More than a dozen people who participated in a sit-in at the offices of the Governor of Florida (USA), Ron DeSantisto protest his policies and try to talk to him were arrested and indicted for having stayed without permission in a place after closing hours.
The Dream Defenders organization, convener of the protest, announced this Thursday via Twitter that the 14 detainees were released at dawn and, in addition to the charges, they were banned from entering the Florida Capitol for a year.
According to local media in the capital of Florida, Tallahassee, the 14 detainees last night were the ones who refused to leave the corridors that lead to the governor’s office in the Capitol.
Among the detainees there are members of organizations in favor of the “dreamers”, the beneficiaries of the DACA program, which grants immigration benefits to undocumented immigrants who arrived in the US as children.
All were charged with misdemeanor trespassing.
Dozens of protesters began the sit-in but when dozens of police officers arrived at the scene, only those 14 remained chanting in DeSantis’s office.
Gretl Plessinger, a spokeswoman for the Florida Department of Law Enforcement, explained that “once the building closes, unless you have an office in the Capitol, you can’t be here.”
The 14 said they refused to leave until they had a meeting with the governor.
“TO DeSantis he likes meeting with his donors, the people who voted with him, his little friends, but he seems to not want to face people who don’t really like him,” said Nailah Summers-Polite, co-executive director of the organization Dream Defendants.
“Florida is on fire, and he’s going around the country and around the world while the legislators under his boot are passing some really damaging laws,” he said.
The Dream Defenders human rights group nearly a decade ago organized a month-long sit-in at the office of then-Governor and now Senator Rick Scott.

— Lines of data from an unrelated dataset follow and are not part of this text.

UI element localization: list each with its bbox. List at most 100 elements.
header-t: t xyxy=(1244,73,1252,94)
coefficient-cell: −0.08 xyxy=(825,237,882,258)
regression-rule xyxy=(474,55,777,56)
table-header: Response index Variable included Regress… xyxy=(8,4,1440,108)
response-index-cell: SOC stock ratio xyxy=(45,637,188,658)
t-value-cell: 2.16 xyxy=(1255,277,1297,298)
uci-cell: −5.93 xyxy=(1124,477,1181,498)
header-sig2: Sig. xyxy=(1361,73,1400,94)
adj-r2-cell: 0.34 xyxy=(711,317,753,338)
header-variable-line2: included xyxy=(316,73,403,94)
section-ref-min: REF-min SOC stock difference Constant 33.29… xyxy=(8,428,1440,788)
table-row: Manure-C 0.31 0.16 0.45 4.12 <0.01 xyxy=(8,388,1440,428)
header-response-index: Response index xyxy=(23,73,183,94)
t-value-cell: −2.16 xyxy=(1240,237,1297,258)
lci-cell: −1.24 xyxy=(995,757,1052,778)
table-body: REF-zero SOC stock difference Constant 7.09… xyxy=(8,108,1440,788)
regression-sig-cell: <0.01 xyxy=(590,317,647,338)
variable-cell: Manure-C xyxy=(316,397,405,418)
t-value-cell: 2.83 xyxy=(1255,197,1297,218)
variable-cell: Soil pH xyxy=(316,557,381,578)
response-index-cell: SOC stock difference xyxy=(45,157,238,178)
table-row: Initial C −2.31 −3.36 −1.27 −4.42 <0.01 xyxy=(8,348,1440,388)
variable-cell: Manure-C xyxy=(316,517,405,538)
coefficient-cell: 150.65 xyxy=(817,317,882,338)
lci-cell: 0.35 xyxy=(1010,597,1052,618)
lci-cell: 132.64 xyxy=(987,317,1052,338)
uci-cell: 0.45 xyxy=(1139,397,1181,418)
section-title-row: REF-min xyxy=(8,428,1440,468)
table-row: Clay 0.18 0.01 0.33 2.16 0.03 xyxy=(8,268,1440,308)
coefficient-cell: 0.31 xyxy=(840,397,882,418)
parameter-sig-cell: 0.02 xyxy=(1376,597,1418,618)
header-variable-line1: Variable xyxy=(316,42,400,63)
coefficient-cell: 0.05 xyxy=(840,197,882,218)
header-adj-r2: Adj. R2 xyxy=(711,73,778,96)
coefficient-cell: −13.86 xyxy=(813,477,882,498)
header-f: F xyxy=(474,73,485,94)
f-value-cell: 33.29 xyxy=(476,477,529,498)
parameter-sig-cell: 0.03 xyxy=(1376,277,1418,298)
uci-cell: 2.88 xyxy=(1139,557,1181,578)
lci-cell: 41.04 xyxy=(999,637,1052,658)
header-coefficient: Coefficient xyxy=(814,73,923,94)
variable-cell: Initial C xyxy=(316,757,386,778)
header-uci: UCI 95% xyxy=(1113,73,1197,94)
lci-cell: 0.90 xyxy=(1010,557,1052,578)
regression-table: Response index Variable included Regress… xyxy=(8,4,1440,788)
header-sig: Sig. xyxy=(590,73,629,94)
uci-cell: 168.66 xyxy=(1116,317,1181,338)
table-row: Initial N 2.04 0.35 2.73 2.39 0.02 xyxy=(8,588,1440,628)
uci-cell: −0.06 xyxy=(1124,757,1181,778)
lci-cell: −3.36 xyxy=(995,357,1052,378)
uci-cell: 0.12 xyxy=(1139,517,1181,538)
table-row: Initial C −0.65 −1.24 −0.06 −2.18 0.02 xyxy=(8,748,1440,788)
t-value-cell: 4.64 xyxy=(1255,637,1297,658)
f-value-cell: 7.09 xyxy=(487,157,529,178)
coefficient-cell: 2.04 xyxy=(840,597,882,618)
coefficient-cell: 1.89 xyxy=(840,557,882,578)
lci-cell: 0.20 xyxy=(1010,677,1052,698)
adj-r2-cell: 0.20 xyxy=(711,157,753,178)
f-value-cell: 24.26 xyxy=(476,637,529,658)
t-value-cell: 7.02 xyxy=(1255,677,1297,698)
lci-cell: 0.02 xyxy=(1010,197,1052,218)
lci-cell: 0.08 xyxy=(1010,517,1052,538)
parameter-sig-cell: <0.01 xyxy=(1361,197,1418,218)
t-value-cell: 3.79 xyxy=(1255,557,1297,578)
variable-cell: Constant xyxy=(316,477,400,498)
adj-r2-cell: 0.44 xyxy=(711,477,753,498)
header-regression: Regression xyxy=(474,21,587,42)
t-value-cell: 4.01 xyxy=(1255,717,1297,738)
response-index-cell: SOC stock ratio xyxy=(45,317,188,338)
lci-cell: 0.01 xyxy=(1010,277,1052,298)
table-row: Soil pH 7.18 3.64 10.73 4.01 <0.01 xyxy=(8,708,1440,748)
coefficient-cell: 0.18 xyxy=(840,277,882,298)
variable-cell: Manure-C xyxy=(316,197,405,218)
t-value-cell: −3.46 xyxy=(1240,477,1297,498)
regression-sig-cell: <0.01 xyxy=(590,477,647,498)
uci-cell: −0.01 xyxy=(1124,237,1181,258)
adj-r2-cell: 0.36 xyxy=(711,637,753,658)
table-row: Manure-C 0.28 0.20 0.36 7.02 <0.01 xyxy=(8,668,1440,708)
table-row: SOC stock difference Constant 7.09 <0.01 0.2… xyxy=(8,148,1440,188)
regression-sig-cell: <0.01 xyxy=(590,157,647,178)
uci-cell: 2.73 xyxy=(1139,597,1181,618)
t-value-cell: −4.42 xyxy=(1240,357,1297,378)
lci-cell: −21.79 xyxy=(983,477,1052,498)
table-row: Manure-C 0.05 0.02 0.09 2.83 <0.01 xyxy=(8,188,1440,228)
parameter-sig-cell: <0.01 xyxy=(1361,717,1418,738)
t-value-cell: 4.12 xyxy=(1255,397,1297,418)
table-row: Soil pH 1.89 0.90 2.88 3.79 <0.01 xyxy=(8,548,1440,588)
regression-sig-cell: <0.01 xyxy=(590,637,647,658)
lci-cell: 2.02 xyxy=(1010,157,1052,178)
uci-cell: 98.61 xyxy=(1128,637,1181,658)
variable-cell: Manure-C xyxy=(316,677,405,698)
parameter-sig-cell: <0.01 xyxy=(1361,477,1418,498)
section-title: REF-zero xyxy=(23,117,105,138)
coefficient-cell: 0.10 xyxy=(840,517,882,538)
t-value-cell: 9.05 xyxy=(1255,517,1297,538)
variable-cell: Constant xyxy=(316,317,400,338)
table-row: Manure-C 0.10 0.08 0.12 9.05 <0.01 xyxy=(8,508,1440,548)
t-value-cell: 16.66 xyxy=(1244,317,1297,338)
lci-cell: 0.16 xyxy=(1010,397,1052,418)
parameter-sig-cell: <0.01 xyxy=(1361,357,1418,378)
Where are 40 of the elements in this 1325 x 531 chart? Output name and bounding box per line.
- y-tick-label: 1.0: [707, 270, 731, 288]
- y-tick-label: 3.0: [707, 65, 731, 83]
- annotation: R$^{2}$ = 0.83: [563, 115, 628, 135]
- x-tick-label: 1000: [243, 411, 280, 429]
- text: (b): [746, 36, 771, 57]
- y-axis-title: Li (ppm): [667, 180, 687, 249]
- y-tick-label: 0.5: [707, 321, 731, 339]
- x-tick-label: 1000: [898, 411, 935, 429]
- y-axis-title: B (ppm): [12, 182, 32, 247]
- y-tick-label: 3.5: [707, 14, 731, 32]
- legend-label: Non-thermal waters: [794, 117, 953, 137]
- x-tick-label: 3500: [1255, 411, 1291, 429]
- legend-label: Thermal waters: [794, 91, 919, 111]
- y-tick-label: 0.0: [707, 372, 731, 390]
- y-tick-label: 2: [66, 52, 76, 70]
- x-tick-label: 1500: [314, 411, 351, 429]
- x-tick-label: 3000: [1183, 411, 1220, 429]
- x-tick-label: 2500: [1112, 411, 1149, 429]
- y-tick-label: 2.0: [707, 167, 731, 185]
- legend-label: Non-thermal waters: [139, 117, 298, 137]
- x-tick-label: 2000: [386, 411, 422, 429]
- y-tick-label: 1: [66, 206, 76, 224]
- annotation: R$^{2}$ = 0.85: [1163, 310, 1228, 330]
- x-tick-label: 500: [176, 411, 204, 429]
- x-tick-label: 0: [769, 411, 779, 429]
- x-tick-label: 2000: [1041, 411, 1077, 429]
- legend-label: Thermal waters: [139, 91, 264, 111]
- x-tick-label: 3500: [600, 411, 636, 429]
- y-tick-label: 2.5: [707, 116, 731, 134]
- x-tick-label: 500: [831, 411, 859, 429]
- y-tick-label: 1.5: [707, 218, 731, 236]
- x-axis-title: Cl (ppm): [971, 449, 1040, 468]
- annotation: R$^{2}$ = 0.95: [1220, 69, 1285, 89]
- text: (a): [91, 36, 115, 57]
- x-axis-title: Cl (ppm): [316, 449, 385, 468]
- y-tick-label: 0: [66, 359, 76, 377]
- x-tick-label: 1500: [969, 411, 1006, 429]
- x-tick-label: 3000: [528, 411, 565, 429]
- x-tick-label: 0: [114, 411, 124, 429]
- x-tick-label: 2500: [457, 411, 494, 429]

At the time, Scott rejected their demands for a special committee to review a law that allows you to shoot another person if the person with the gun feels threatened.
But Scott did meet with the protesters, according to the Tallahassee Democrat newspaper.
In the current session, which ends tomorrow, Friday, the Republican-dominated Florida Congress has approved a battery of controversial ultra-conservative laws promoted by DeSantis, who is preparing to announce that he will compete for his party’s presidential nomination in 2024. .
One of these laws, lacking only the governor’s signature, is one of the toughest in terms of immigration in the entire country and will enter into force on July 1.